I like to break symmetry a little, so in all theme decks I build, I always have one—just one—card off-theme. I like it to be splashy and still related to the theme in some way, so in this case, we have Sudden Disappearance, which can do a pretty good Brago impression even if he’s been tucked or removed this turn.

Finally, we have Strionic Resonator. Because Brago’s is a triggered ability (we know because it uses one of the words when, whenever, or at), we can copy it with the Resonator—and most of our creatures have triggered abilities to copy. That means we can hit with Brago, activate the Resonator in response, and Flicker the Resonator with Brago. It will come back untapped, ready to copy the Flicker again . . . and again . . . and again . . . as long as we can make 2 mana for each iteration. That’s where our artifact mana comes in to play—if we have Strionic Resonator and any combination of artifact mana equal to 2, we can Flicker infinite times. We can return everything to your opponents’ hands. Worse, we can destroy all their permanents—or just get rid of all their creatures. Whatever you do, you’ll control the game, and everyone can either die a slow, painful death or shuffle up for a new one!
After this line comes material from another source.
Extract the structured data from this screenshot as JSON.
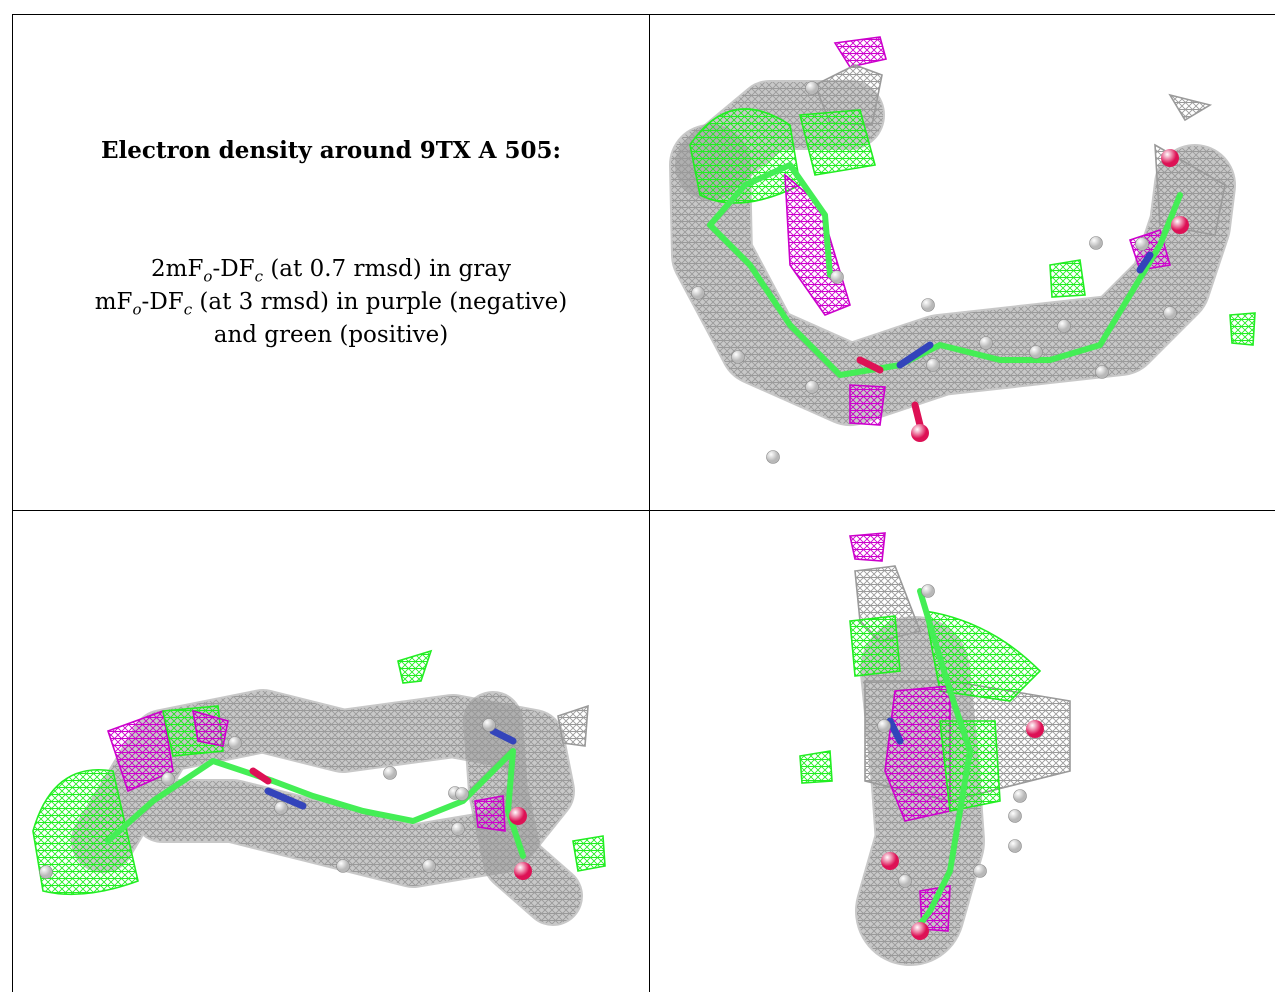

Brago, King Eternal ? Commander | Mark Wischkaemper

Kederekt Leviathan was in the list till the end and might be more fun than Magus of the Disk. Evangel of Heliod and Captain of the Watch (as well as other token makers) could be very cool, as they can make quite an army. My editor, ever on the search for value, suggested Vessel of Endless Rest, which lets us return things from the ’yard. I decided not to care; using the graveyard skews more toward consistency, which we’re avoiding.

Boreal Shelf
With some of the extra cash, I added Boreal Shelf, Coastal Tower, and Skycloud Expanse.

With more money, I’d probably add Sol Ring instead of Ur-Golem's Eye. Duplicant and Solemn Simulacrum would both be amazing—Thassa, God of the Sea, too. Celestial Colonnade and Hall of the Bandit Lord are perfect lands here.
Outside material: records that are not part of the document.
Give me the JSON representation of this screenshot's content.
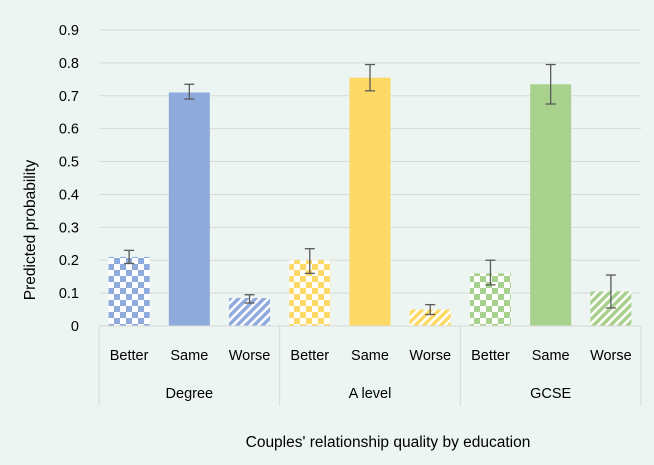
{
  "chart_data": {
    "type": "bar",
    "xlabel": "Couples' relationship quality by education",
    "ylabel": "Predicted probability",
    "ylim": [
      0,
      0.9
    ],
    "yticks": [
      0,
      0.1,
      0.2,
      0.3,
      0.4,
      0.5,
      0.6,
      0.7,
      0.8,
      0.9
    ],
    "ytick_labels": [
      "0",
      "0.1",
      "0.2",
      "0.3",
      "0.4",
      "0.5",
      "0.6",
      "0.7",
      "0.8",
      "0.9"
    ],
    "grid": "horizontal",
    "legend": "none",
    "groups": [
      {
        "label": "Degree",
        "color": "#8faadc",
        "bars": [
          {
            "label": "Better",
            "value": 0.21,
            "err_low": 0.19,
            "err_high": 0.23,
            "pattern": "checker"
          },
          {
            "label": "Same",
            "value": 0.71,
            "err_low": 0.69,
            "err_high": 0.735,
            "pattern": "solid"
          },
          {
            "label": "Worse",
            "value": 0.085,
            "err_low": 0.07,
            "err_high": 0.095,
            "pattern": "stripes"
          }
        ]
      },
      {
        "label": "A level",
        "color": "#ffd966",
        "bars": [
          {
            "label": "Better",
            "value": 0.2,
            "err_low": 0.16,
            "err_high": 0.235,
            "pattern": "checker"
          },
          {
            "label": "Same",
            "value": 0.755,
            "err_low": 0.715,
            "err_high": 0.795,
            "pattern": "solid"
          },
          {
            "label": "Worse",
            "value": 0.05,
            "err_low": 0.035,
            "err_high": 0.065,
            "pattern": "stripes"
          }
        ]
      },
      {
        "label": "GCSE",
        "color": "#a9d18e",
        "bars": [
          {
            "label": "Better",
            "value": 0.16,
            "err_low": 0.125,
            "err_high": 0.2,
            "pattern": "checker"
          },
          {
            "label": "Same",
            "value": 0.735,
            "err_low": 0.675,
            "err_high": 0.795,
            "pattern": "solid"
          },
          {
            "label": "Worse",
            "value": 0.105,
            "err_low": 0.055,
            "err_high": 0.155,
            "pattern": "stripes"
          }
        ]
      }
    ]
  }
}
The new Commander (2014 Edition) decks came out today. We have to watch out for those playing white! Containment Priest really shuts us down. We have plenty of answers, but we’ll want to have one ready.

How do you all feel about building around a theme like this? Have you ever done it? Sound off in the comments!

Brago, King Eternal is fun, with a lot of killer interactions. You’ll definitely be interactive, and you’ll have a lot of chances to play politics as your opponents hope you go after someone else. Choose carefully!